Project Green Light’s cameras feed into the city’s Real Time Crime Center, The Detroit Free Press reported. The Detroit Housing Commission and police are working on an agreement to bring 26 cameras to Sheridan Place I and II, two high-rise towers that have an “elderly and near-elderly community.”

“The area has a high volume of both foot and car traffic daily, so any negative activity could impact more individuals,” said Helen Kippen, interim executive director of the commission. “As an elderly community, there should be a concern associated with the surrounding area, which is susceptible to unwanted activities.”

The commission predicts that transitioning to Project Green Light will cost $66,000, which will be covered by federal funds.

Those against the project are concerned about a lack of privacy and a lack of evidence that the cameras actually stop crime.

Michigan State University was recently granted funding to study crime rates of Green Light Project locations and non-project locations. Edmund McGarrell, the director of the Michigan Justice Statistics Center who is spearheading the study, said that while preliminary results of the Green Light Project are promising, researchers need more time to study its impact on crime.
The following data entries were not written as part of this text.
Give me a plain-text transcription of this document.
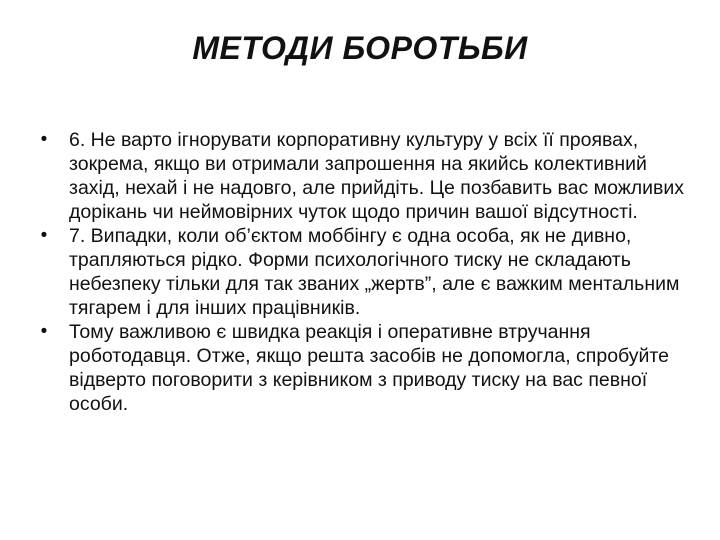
МЕТОДИ БОРОТЬБИ
• 6. Не варто ігнорувати корпоративну культуру у всіх її проявах, зокрема, якщо ви отримали запрошення на якийсь колективний захід, нехай і не надовго, але прийдіть. Це позбавить вас можливих дорікань чи неймовірних чуток щодо причин вашої відсутності.
• 7. Випадки, коли об’єктом моббінгу є одна особа, як не дивно, трапляються рідко. Форми психологічного тиску не складають небезпеку тільки для так званих „жертв”, але є важким ментальним тягарем і для інших працівників.
• Тому важливою є швидка реакція і оперативне втручання роботодавця. Отже, якщо решта засобів не допомогла, спробуйте відверто поговорити з керівником з приводу тиску на вас певної особи.
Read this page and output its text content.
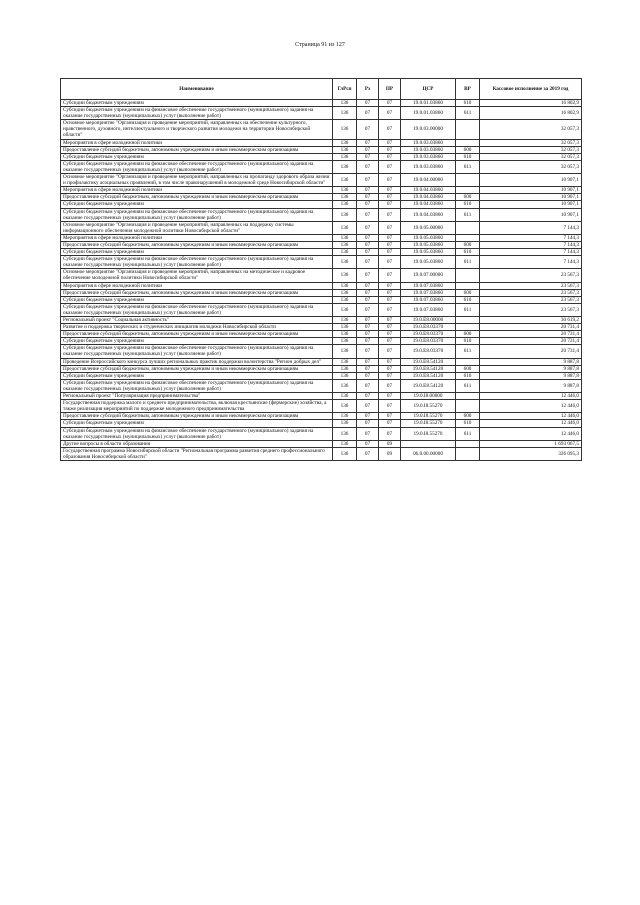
Страница 91 из 127
Наименование	ГлРсп	Рз	ПР	ЦСР	ВР	Кассовое исполнение за 2019 год
Субсидии бюджетным учреждениям	136	07	07	19.0.01.03860	610	16 802,9
Субсидии бюджетным учреждениям на финансовое обеспечение государственного (муниципального) задания на оказание государственных (муниципальных) услуг (выполнение работ)	136	07	07	19.0.01.03860	611	16 802,9
Основное мероприятие "Организация и проведение мероприятий, направленных на обеспечение культурного, нравственного, духовного, интеллектуального и творческого развития молодежи на территории Новосибирской области"	136	07	07	19.0.03.00000		32 057,3
Мероприятия в сфере молодежной политики	136	07	07	19.0.03.03860		32 057,3
Предоставление субсидий бюджетным, автономным учреждениям и иным некоммерческим организациям	136	07	07	19.0.03.03860	600	32 057,3
Субсидии бюджетным учреждениям	136	07	07	19.0.03.03860	610	32 057,3
Субсидии бюджетным учреждениям на финансовое обеспечение государственного (муниципального) задания на оказание государственных (муниципальных) услуг (выполнение работ)	136	07	07	19.0.03.03860	611	32 057,3
Основное мероприятие "Организация и проведение мероприятий, направленных на пропаганду здорового образа жизни и профилактику асоциальных проявлений, в том числе правонарушений в молодежной среде Новосибирской области"	136	07	07	19.0.04.00000		10 907,1
Мероприятия в сфере молодежной политики	136	07	07	19.0.04.03860		10 907,1
Предоставление субсидий бюджетным, автономным учреждениям и иным некоммерческим организациям	136	07	07	19.0.04.03860	600	10 907,1
Субсидии бюджетным учреждениям	136	07	07	19.0.04.03860	610	10 907,1
Субсидии бюджетным учреждениям на финансовое обеспечение государственного (муниципального) задания на оказание государственных (муниципальных) услуг (выполнение работ)	136	07	07	19.0.04.03860	611	10 907,1
Основное мероприятие "Организация и проведение мероприятий, направленных на поддержку системы информационного обеспечения молодежной политики Новосибирской области"	136	07	07	19.0.05.00000		7 144,3
Мероприятия в сфере молодежной политики	136	07	07	19.0.05.03860		7 144,3
Предоставление субсидий бюджетным, автономным учреждениям и иным некоммерческим организациям	136	07	07	19.0.05.03860	600	7 144,3
Субсидии бюджетным учреждениям	136	07	07	19.0.05.03860	610	7 144,3
Субсидии бюджетным учреждениям на финансовое обеспечение государственного (муниципального) задания на оказание государственных (муниципальных) услуг (выполнение работ)	136	07	07	19.0.05.03860	611	7 144,3
Основное мероприятие "Организация и проведение мероприятий, направленных на методическое и кадровое обеспечение молодежной политики Новосибирской области"	136	07	07	19.0.07.00000		23 567,3
Мероприятия в сфере молодежной политики	136	07	07	19.0.07.03860		23 567,3
Предоставление субсидий бюджетным, автономным учреждениям и иным некоммерческим организациям	136	07	07	19.0.07.03860	600	23 567,3
Субсидии бюджетным учреждениям	136	07	07	19.0.07.03860	610	23 567,3
Субсидии бюджетным учреждениям на финансовое обеспечение государственного (муниципального) задания на оказание государственных (муниципальных) услуг (выполнение работ)	136	07	07	19.0.07.03860	611	23 567,3
Региональный проект "Социальная активность"	136	07	07	19.0.E8.00000		30 619,2
Развитие и поддержка творческих и студенческих инициатив молодежи Новосибирской области	136	07	07	19.0.E8.03370		20 731,4
Предоставление субсидий бюджетным, автономным учреждениям и иным некоммерческим организациям	136	07	07	19.0.E8.03370	600	20 731,4
Субсидии бюджетным учреждениям	136	07	07	19.0.E8.03370	610	20 731,4
Субсидии бюджетным учреждениям на финансовое обеспечение государственного (муниципального) задания на оказание государственных (муниципальных) услуг (выполнение работ)	136	07	07	19.0.E8.03370	611	20 731,4
Проведение Всероссийского конкурса лучших региональных практик поддержки волонтерства "Регион добрых дел"	136	07	07	19.0.E8.54120		9 887,8
Предоставление субсидий бюджетным, автономным учреждениям и иным некоммерческим организациям	136	07	07	19.0.E8.54120	600	9 887,8
Субсидии бюджетным учреждениям	136	07	07	19.0.E8.54120	610	9 887,8
Субсидии бюджетным учреждениям на финансовое обеспечение государственного (муниципального) задания на оказание государственных (муниципальных) услуг (выполнение работ)	136	07	07	19.0.E8.54120	611	9 887,8
Региональный проект "Популяризация предпринимательства"	136	07	07	19.0.I8.00000		12 446,0
Государственная поддержка малого и среднего предпринимательства, включая крестьянские (фермерские) хозяйства, а также реализация мероприятий по поддержке молодежного предпринимательства	136	07	07	19.0.I8.55270		12 446,0
Предоставление субсидий бюджетным, автономным учреждениям и иным некоммерческим организациям	136	07	07	19.0.I8.55270	600	12 446,0
Субсидии бюджетным учреждениям	136	07	07	19.0.I8.55270	610	12 446,0
Субсидии бюджетным учреждениям на финансовое обеспечение государственного (муниципального) задания на оказание государственных (муниципальных) услуг (выполнение работ)	136	07	07	19.0.I8.55270	611	12 446,0
Другие вопросы в области образования	136	07	09			1 693 067,5
Государственная программа Новосибирской области "Региональная программа развития среднего профессионального образования Новосибирской области"	136	07	09	06.0.00.00000		326 095,3
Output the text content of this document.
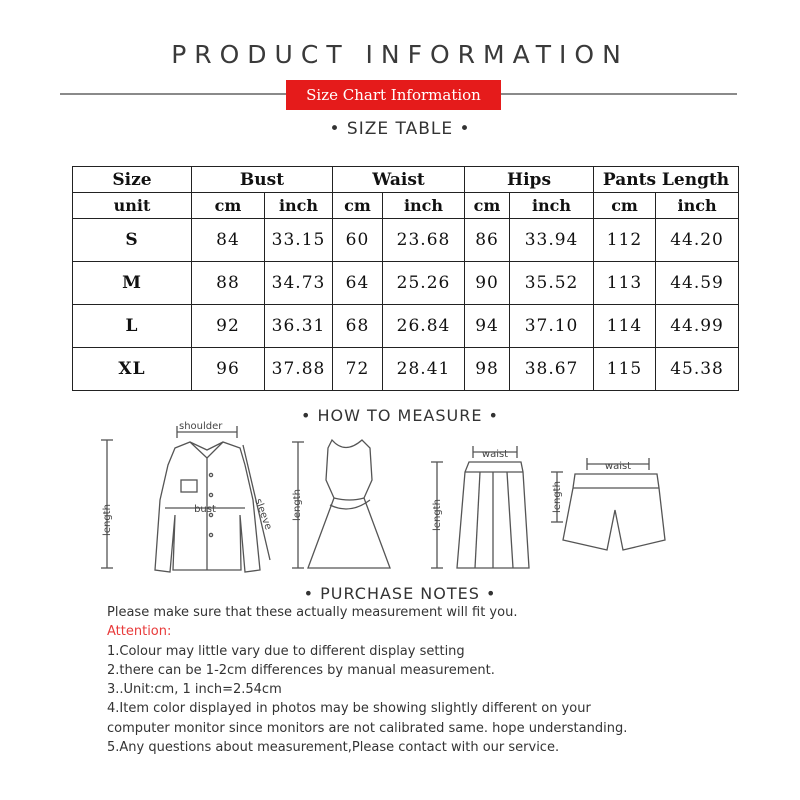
PRODUCT INFORMATION
Size Chart Information
• SIZE TABLE •
Size	Bust		Waist		Hips		Pants Length	
unit	cm	inch	cm	inch	cm	inch	cm	inch
S	84	33.15	60	23.68	86	33.94	112	44.20
M	88	34.73	64	25.26	90	35.52	113	44.59
L	92	36.31	68	26.84	94	37.10	114	44.99
XL	96	37.88	72	28.41	98	38.67	115	45.38
• HOW TO MEASURE •
shoulder
length	bust	sleeve length
waist
length
waist
length
• PURCHASE NOTES •
Please make sure that these actually measurement will fit you.
Attention:
1.Colour may little vary due to different display setting
2.there can be 1-2cm differences by manual measurement.
3..Unit:cm, 1 inch=2.54cm
4.Item color displayed in photos may be showing slightly different on your
computer monitor since monitors are not calibrated same. hope understanding.
5.Any questions about measurement,Please contact with our service.
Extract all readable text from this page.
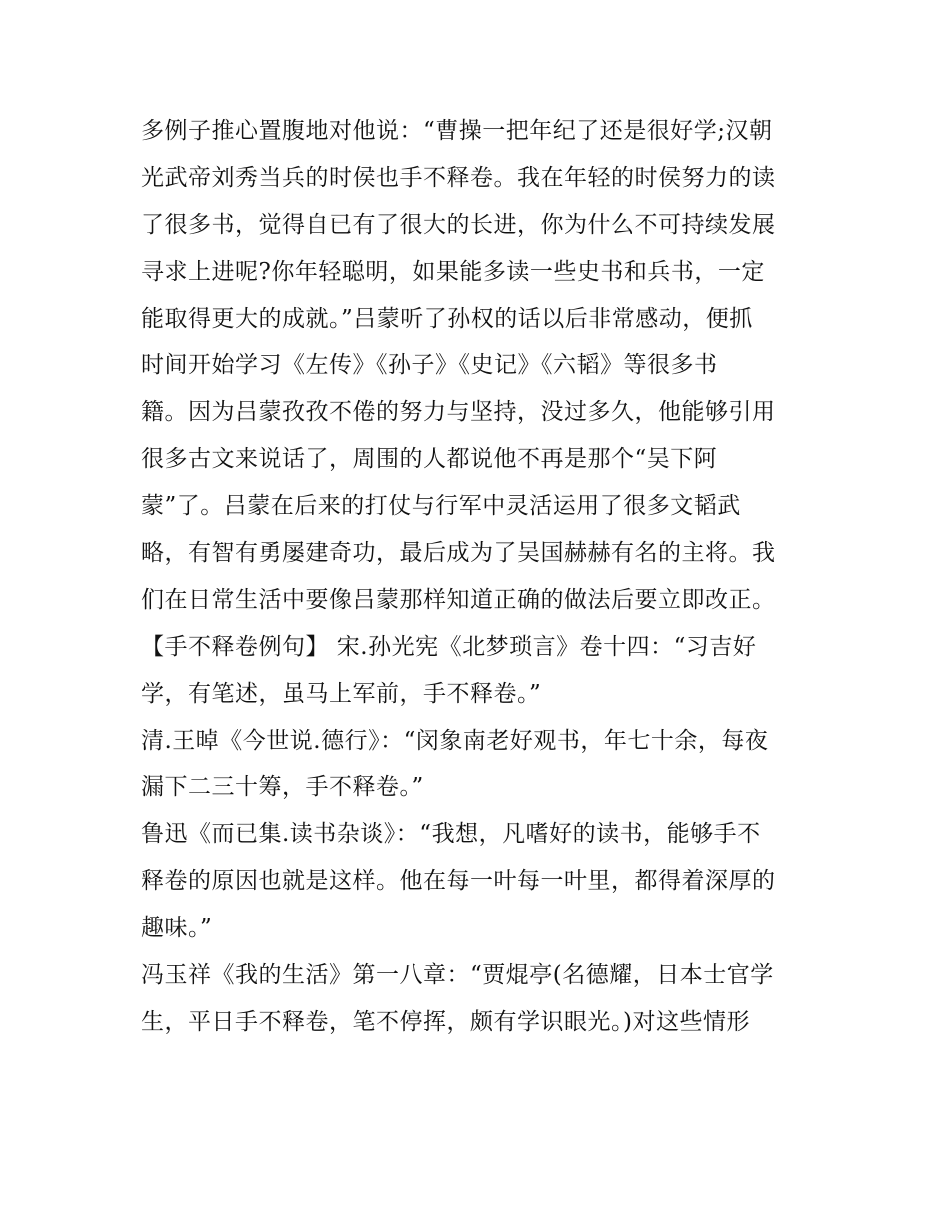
多例子推心置腹地对他说：“曹操一把年纪了还是很好学;汉朝
光武帝刘秀当兵的时侯也手不释卷。我在年轻的时侯努力的读
了很多书，觉得自已有了很大的长进，你为什么不可持续发展
寻求上进呢?你年轻聪明，如果能多读一些史书和兵书，一定
能取得更大的成就。”吕蒙听了孙权的话以后非常感动，便抓
时间开始学习《左传》《孙子》《史记》《六韬》等很多书
籍。因为吕蒙孜孜不倦的努力与坚持，没过多久，他能够引用
很多古文来说话了，周围的人都说他不再是那个“吴下阿
蒙”了。吕蒙在后来的打仗与行军中灵活运用了很多文韬武
略，有智有勇屡建奇功，最后成为了吴国赫赫有名的主将。我
们在日常生活中要像吕蒙那样知道正确的做法后要立即改正。
【手不释卷例句】 宋.孙光宪《北梦琐言》卷十四：“习吉好
学，有笔述，虽马上军前，手不释卷。”
清.王晫《今世说.德行》：“闵象南老好观书，年七十余，每夜
漏下二三十筹，手不释卷。”
鲁迅《而已集.读书杂谈》：“我想，凡嗜好的读书，能够手不
释卷的原因也就是这样。他在每一叶每一叶里，都得着深厚的
趣味。”
冯玉祥《我的生活》第一八章：“贾焜亭(名德耀，日本士官学
生，平日手不释卷，笔不停挥，颇有学识眼光。)对这些情形
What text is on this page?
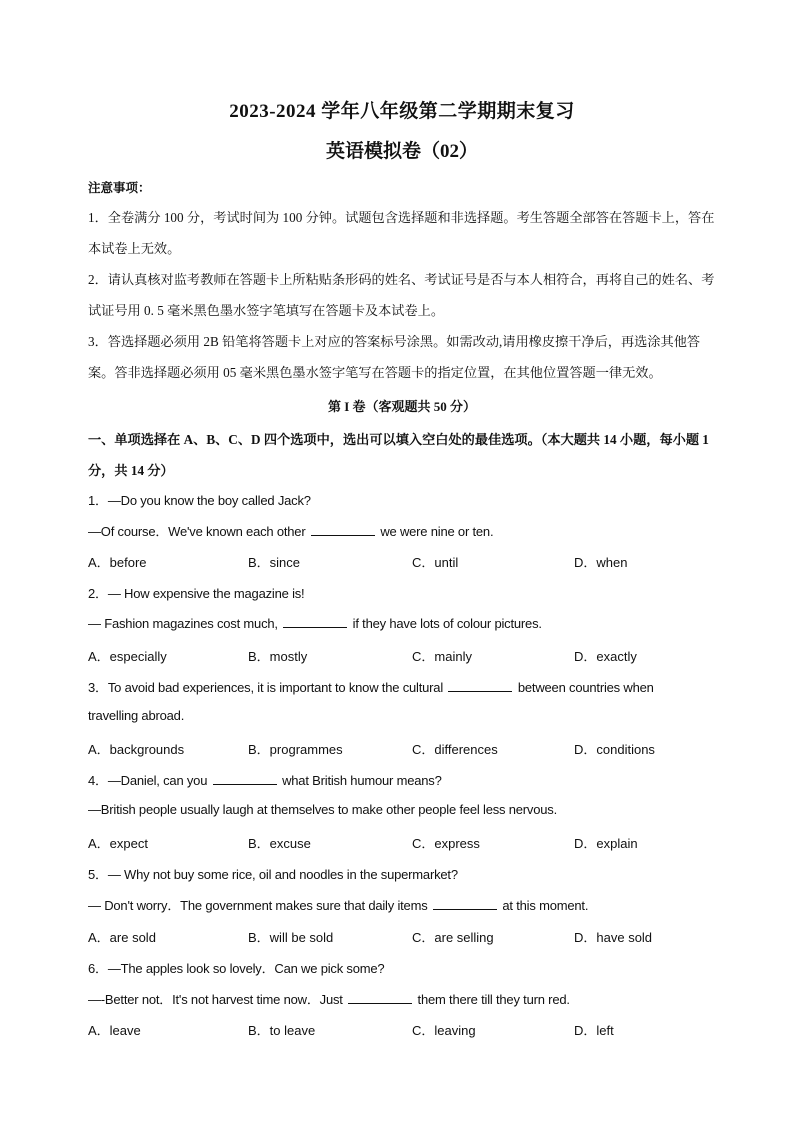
2023-2024 学年八年级第二学期期末复习
英语模拟卷（02）
注意事项：
1．全卷满分 100 分，考试时间为 100 分钟。试题包含选择题和非选择题。考生答题全部答在答题卡上，答在本试卷上无效。
2．请认真核对监考教师在答题卡上所粘贴条形码的姓名、考试证号是否与本人相符合，再将自己的姓名、考试证号用 0. 5 毫米黑色墨水签字笔填写在答题卡及本试卷上。
3．答选择题必须用 2B 铅笔将答题卡上对应的答案标号涂黑。如需改动,请用橡皮擦干净后，再选涂其他答案。答非选择题必须用 05 毫米黑色墨水签字笔写在答题卡的指定位置，在其他位置答题一律无效。
第 I 卷（客观题共 50 分）
一、单项选择在 A、B、C、D 四个选项中，选出可以填入空白处的最佳选项。（本大题共 14 小题，每小题 1 分，共 14 分）
1．—Do you know the boy called Jack?
—Of course．We've known each other	we were nine or ten.
A．before	B．since	C．until	D．when
2．— How expensive the magazine is!
— Fashion magazines cost much,	if they have lots of colour pictures.
A．especially	B．mostly	C．mainly	D．exactly
3．To avoid bad experiences, it is important to know the cultural	between countries when
travelling abroad.
A．backgrounds	B．programmes	C．differences	D．conditions
4．—Daniel, can you	what British humour means?
—British people usually laugh at themselves to make other people feel less nervous.
A．expect	B．excuse	C．express	D．explain
5．— Why not buy some rice, oil and noodles in the supermarket?
— Don't worry．The government makes sure that daily items	at this moment.
A．are sold	B．will be sold	C．are selling	D．have sold
6．—The apples look so lovely．Can we pick some?
—-Better not．It's not harvest time now．Just	them there till they turn red.
A．leave	B．to leave	C．leaving	D．left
Kevin Sheppard, who lives at one of the complexes that will be seeing the cameras, said the cameras should instead be added at a location that sees drugs instead of the senior citizen community.

“We’re senior citizens, we’re just trying to live a peaceful life,” the 61-year-old said. “So I don’t believe a Green Light should be here invading on my privacy.”

Sheppard said he’s also worried that family members will be less likely to visit him because the cameras stream directly to police.

“I think people would be uncomfortable,” he said. My family would be uncomfortable being spied on.”

Cheryl McNeece, 60, said she doesn’t do anything illegal so she doesn’t mind the cameras. She said she hopes the cameras will address the concern of strangers getting into the building.